La guerre d'Ōnin avait aussi bouleversé l'organisation sociale et politique de la ville de Kyoto, qui s'organisa autour de quartiers et sections citadines (machigumi), avant tout pour gérer l'auto-défense dans un contexte de conflits allant tous azimuts (impliquant les seigneurs de la guerre, le shogunat, les temples, les révoltes rurales animées par un fort sentiment anti-urbain, les ligues religieuses) et d'essor du banditisme et plus largement de l'insécurité.

Les principaux pouvoirs politiques de Kyoto étaient tout aussi impuissants à se faire entendre dans les provinces. Le pouvoir shogunal était depuis plusieurs décennies en déclin, et la charge de kanrei, administrateur du gouvernement et maître effectif de la cour du shogun, était transmise au sein du puissant clan Hosokawa, établi dans plusieurs provinces autour de la mer intérieure de Seto. Le shogun retiré Yoshimasa termina sa vie en 1490 dans son domaine de Higashiyama sans jamais revenir à la vie politique. Le shogun régnant, Yoshihisa Ashikaga, tenta vainement de jouer un rôle politique, lorsqu'il dirigea en 1487 une armée dans la province d'Ōmi contre Rokkaku Takayori qui avait pris des domaines de la cour et des temples de la capitale, mais il échoua et mourut peu après.

Le nouveau shogun,Yoshitane Ashikaga, fut forcé de fuir Kyoto en 1493 par le kanrei Hosokawa Katsumoto qui fit alors introniser Yoshizumi. Yoshitane revint à Kyoto en 1499, mais il fut encore chassé par le nouveau kanrei, Hosokawa Masamoto, et se réfugia auprès du principal chef militaire de l'ouest, Ōuchi Yoshioki. Celui-ci leva une armée qui se dirigea vers la capitale en 1507 : Masamoto fut alors tué, et Yoshizumi s'enfuit, permettant à Yoshitane d'occuper à nouveau la fonction de shogun. À ce point, celle-ci n'avait plus de valeur politique ou militaire notable.

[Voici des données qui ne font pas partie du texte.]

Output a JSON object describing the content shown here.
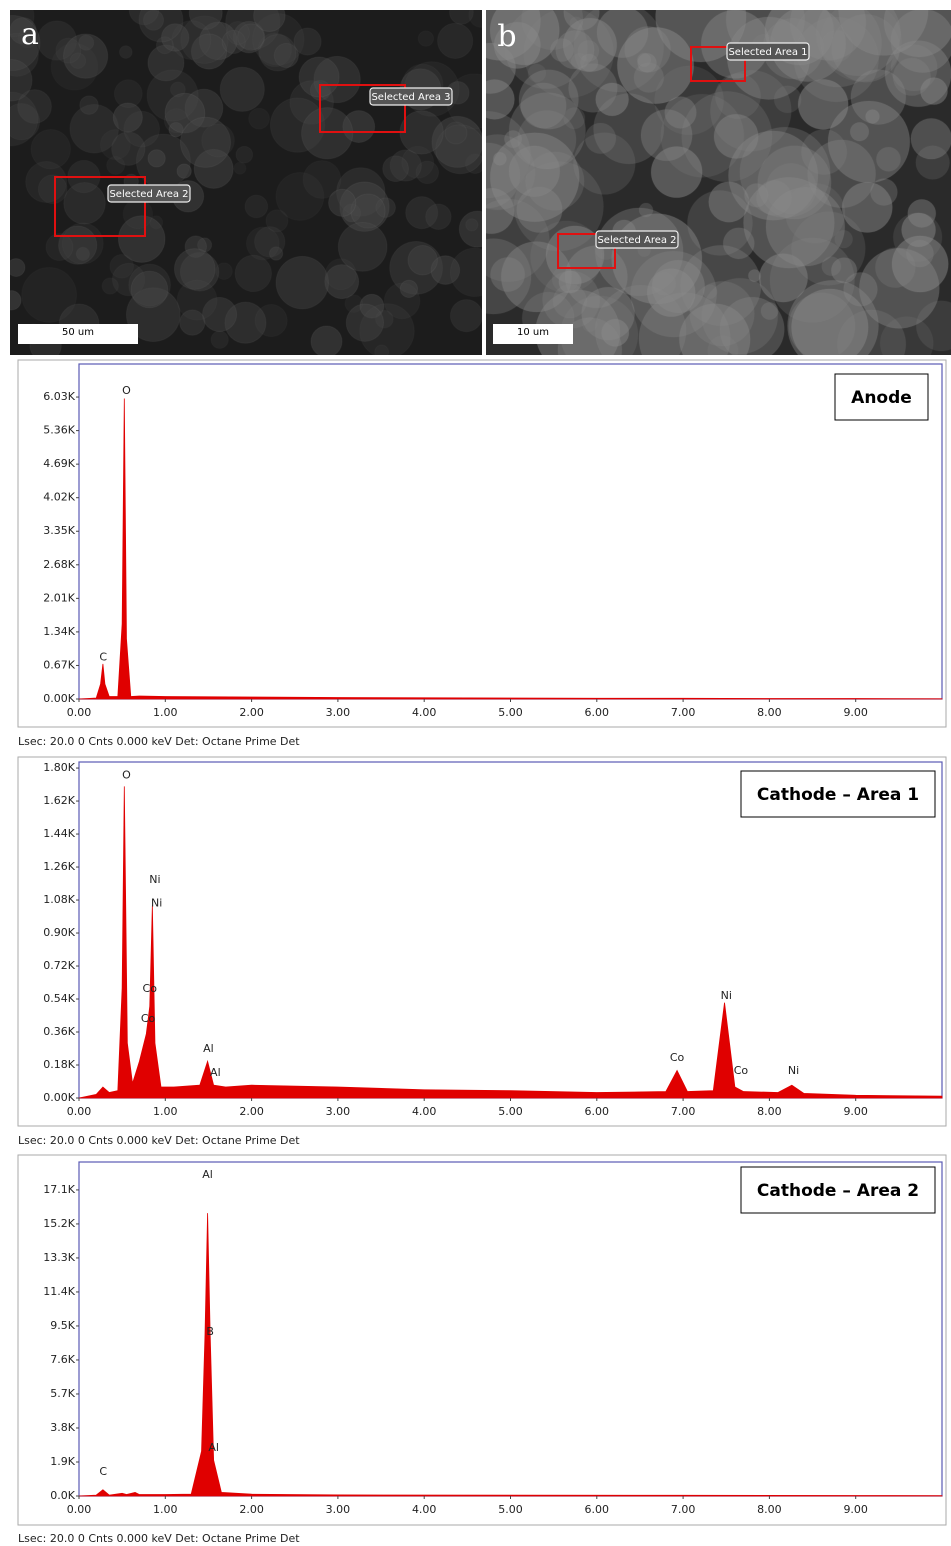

Les Hosokawa se divisèrent dans une querelle successorale et furent placés sous la coupe d'un de leurs vassaux, le clan Miyoshi. Les forces Ōuchi restèrent dans la capitale pour protéger le shogun jusqu'en 1518, après quoi elles furent contraintes de retourner dans leurs domaines occidentaux où leur autorité était en péril, laissant la place aux Miyoshi qui contrôlèrent alors à la fois les kanrei Hosokawa et les shogun Ashikaga. Néanmoins Hosokawa Harumoto renversa les Miyoshi en 1532, en faisant assassiner le chef du clan, Motonaga, et reprit le contrôle de la cour du shogun.

Les années qui suivirent furent marquées par la montée en puissance des institutions religieuses, qui étaient des acteurs majeurs des affrontements de l'époque. L'Enryaku-ji du Mont Hiei et le Hongan-ji d'Ishiyama, fondé en 1532, furent parmi les principales forces politiques de la région, en mesure de tenir tête aux principaux chefs militaires grâce à leurs propres troupes.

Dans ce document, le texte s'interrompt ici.